A Federação Moçambicana de Futebol (FMF) apercebeu-se do poder da bola para alargar o número de praticantes e, com uma base desenvolvida, seleccionar os melhores de todo país para as equipas nacionais. Decidiu resumir a empreitada em palavras significativas: “Projecto das 11 mil bolas, um só Moçambique”.

Nos bairros e quarteirões de todo Moçambique é frequente encontrar petizes a chutarem uma bola, não se importando, muitas vezes, pela qualidade da mesma.

Basta ter a forma esférica para brincarem ao finta-finta ou aofica no meio. Aliás, é essa a realidade que torna o futebol a modalidade rainha ou o ópio do povo.

A direcção da federação quer que esses meninos espalhados pelo país continuem com essa brincadeira secular mas com uma bola real. Por isso vai colocar um mínimo de mil bolas por cada província do país.
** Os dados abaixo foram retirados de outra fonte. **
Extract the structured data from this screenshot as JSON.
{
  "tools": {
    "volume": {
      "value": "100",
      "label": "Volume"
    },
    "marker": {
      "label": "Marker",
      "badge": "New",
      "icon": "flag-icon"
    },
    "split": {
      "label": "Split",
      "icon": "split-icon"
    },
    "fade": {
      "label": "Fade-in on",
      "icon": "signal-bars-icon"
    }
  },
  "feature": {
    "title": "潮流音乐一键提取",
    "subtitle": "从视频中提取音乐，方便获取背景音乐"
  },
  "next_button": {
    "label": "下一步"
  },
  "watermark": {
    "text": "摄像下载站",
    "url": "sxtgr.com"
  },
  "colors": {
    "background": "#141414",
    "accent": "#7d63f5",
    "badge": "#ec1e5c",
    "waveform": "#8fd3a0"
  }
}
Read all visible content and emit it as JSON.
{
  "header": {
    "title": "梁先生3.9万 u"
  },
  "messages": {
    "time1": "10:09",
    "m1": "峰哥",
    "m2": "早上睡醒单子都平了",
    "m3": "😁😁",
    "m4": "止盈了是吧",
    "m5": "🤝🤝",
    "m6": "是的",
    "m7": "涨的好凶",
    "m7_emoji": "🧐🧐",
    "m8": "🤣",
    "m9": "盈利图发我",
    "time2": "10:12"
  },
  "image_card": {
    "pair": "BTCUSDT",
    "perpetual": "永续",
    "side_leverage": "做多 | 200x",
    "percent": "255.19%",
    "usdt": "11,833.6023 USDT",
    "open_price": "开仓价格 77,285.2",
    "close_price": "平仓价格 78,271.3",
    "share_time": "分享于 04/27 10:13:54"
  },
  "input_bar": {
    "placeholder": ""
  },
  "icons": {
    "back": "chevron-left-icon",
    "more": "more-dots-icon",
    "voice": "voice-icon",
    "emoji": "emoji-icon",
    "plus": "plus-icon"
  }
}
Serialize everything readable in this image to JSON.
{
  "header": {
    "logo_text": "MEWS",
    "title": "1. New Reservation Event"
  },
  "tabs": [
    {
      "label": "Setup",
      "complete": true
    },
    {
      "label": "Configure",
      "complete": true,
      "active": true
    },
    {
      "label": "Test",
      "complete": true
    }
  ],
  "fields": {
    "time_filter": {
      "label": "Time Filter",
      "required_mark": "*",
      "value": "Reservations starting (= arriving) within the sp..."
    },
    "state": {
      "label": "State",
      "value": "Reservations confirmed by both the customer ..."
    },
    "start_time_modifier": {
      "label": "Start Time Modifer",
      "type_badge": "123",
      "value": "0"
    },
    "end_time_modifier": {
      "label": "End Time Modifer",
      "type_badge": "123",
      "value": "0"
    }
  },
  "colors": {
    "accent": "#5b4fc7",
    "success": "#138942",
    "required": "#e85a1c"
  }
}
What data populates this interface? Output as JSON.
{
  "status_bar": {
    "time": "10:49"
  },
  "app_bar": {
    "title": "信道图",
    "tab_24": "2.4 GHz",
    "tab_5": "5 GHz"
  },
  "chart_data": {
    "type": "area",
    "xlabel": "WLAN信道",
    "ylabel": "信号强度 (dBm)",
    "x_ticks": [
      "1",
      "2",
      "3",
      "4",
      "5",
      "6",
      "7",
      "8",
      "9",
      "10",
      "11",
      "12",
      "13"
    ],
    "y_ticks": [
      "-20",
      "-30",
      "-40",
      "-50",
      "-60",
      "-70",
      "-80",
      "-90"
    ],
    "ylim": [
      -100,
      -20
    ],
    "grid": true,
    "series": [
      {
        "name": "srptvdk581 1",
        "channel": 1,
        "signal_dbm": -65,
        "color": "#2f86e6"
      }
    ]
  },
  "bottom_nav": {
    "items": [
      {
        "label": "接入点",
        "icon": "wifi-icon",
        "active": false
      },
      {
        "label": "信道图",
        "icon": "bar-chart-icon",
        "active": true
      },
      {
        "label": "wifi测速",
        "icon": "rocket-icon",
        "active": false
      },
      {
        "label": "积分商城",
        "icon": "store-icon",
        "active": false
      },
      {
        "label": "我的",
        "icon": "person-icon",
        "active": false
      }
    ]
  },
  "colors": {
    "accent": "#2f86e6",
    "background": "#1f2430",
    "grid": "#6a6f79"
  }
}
Não são bolas para clubes federados de alta competição, mas para as comunidades, sabido que é desses espaços onde emergem os talentos que vão suportar os grandes clubes.

Como dizia o presidente da federação, Alberto Simango Jr., no futebol, a bola é a essência do jogo. “Sem a bola não se pode falar em futebol porque ela representa a essência deste maravilhoso jogo que desperta paixões, encanta multidões e gera um sentimento de orgulho e patriotismo quando a nossa equipa e as nossas selecções ganham”.

Por isso, a disponibilidade ou não de uma bola de futebol é uma questão central, porque significa que a modalidade vai crescer ou atrofiar, respectivamente.

No seu projecto à frente da FMF, Simango Jr. elegeu o clube como o principal alvo de todas acções porque é justamente no clube onde se faz futebol.

Mas a realidade tem provado que há mais agentes a praticar o futebol, sobretudo nas escolas e comunidades. Foi então que desenhou o “Projecto das 11 mil bolas, um só Moçambique.”

A iniciativa ganhou força semana finda com a entrega, pela Mozal, de uma única vez, de 5500 bolas, precisamente a metade das bolas que compreendem o projecto. São bolas que se espera contribuam para fortificar os clubes, alimentem a massificação nas escolas e confiram maior vitalidade à modalidade nas comunidades.